Function/variable scope (pass by value or reference?)

frooyo picture frooyo · May 25, 2011 · Viewed 43.8k times · Source

I'm completely confused by Lua's variable scoping and function argument passing (value or reference).

See the code below:

local a = 9        -- since it's define local, should not have func scope
local t = {4,6}    -- since it's define local, should not have func scope

function moda(a)
  a = 10           -- creates a global var?
end
function modt(t)
  t[1] = 7         -- create a global var?
  t[2] = 8
end

moda(a)
modt(t)
print(a)  -- print 9 (function does not modify the parent variable)
print(t[1]..t[2])  -- print 78 (some how modt is modifying the parent t var) 

As such, this behavior completely confuses me.

  • Does this mean that table variables are passed to the function by reference and not value?

  • How is the global variable creation conflicting with the already define local variable?

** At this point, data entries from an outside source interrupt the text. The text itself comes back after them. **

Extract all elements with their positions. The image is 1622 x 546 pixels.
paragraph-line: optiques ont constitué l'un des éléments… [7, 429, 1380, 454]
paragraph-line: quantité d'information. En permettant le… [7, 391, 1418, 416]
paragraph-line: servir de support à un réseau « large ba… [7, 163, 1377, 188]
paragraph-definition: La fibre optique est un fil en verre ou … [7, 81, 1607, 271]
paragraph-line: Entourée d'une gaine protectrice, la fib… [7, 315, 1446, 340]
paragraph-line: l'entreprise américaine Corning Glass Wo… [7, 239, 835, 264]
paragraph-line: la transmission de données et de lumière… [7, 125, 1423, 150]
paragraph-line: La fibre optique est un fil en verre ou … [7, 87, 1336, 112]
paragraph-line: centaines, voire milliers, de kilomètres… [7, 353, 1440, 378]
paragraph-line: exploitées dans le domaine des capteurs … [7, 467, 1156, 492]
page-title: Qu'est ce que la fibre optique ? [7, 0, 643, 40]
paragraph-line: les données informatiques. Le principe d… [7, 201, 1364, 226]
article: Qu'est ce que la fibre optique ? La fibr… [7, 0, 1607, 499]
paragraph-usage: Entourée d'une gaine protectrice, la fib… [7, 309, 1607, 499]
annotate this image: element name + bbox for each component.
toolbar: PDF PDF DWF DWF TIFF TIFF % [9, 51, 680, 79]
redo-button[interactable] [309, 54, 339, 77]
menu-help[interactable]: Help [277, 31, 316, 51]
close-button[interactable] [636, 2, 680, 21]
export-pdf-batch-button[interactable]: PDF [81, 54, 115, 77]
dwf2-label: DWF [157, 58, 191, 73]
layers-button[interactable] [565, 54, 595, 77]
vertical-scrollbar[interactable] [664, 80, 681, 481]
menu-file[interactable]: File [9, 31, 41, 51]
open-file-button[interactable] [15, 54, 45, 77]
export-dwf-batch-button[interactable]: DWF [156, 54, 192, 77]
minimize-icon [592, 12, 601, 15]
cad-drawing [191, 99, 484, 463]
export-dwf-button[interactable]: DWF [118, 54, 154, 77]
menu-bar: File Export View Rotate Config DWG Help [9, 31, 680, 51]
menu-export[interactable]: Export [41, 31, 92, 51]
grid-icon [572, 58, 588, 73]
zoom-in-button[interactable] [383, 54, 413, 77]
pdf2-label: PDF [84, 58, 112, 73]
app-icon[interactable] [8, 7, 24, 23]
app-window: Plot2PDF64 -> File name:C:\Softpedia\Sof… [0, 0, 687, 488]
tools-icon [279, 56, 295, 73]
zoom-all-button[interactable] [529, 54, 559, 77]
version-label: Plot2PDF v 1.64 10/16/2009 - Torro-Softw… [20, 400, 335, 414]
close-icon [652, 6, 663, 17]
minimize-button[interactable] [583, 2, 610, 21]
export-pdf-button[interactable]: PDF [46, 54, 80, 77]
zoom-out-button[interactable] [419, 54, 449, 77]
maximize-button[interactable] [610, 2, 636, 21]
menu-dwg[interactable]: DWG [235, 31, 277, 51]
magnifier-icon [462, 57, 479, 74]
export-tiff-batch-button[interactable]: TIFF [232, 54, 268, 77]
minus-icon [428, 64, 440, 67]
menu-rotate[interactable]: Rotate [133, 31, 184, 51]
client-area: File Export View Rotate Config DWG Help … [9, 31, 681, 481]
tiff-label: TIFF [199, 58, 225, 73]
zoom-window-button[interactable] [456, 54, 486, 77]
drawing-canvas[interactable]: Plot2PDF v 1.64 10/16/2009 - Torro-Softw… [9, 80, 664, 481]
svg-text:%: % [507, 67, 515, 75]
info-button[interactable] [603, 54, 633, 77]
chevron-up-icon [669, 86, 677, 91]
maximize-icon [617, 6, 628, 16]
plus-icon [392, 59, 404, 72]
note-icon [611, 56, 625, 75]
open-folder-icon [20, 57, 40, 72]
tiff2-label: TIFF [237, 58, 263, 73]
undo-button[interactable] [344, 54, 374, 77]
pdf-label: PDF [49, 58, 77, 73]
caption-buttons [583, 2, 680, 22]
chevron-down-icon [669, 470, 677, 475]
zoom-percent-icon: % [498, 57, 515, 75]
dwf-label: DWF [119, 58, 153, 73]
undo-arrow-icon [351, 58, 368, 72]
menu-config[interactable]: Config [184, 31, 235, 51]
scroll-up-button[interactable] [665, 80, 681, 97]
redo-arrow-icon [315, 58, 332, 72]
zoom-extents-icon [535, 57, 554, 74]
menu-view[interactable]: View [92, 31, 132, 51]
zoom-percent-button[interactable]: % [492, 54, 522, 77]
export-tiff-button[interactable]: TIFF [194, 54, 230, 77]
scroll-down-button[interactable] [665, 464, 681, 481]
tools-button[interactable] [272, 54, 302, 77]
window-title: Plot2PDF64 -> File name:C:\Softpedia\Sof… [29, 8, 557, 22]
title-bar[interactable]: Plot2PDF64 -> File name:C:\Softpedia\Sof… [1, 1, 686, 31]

    • Why is modt able to modify the table yet moda is not able to modify the a variable?

Answer

Bas Bossink picture Bas Bossink · May 25, 2011

You guessed right, table variables are passed by reference. Citing Lua 5.1 Reference Manual:

There are eight basic types in Lua: nil, boolean, number, string, function, userdata, thread, and table. ....

Tables, functions, threads, and (full) userdata values are objects: variables do not actually contain these values, only references to them. Assignment, parameter passing, and function returns always manipulate references to such values; these operations do not imply any kind of copy.

So nil, booleans, numbers and strings are passed by value. This exactly explains the behavior you observe.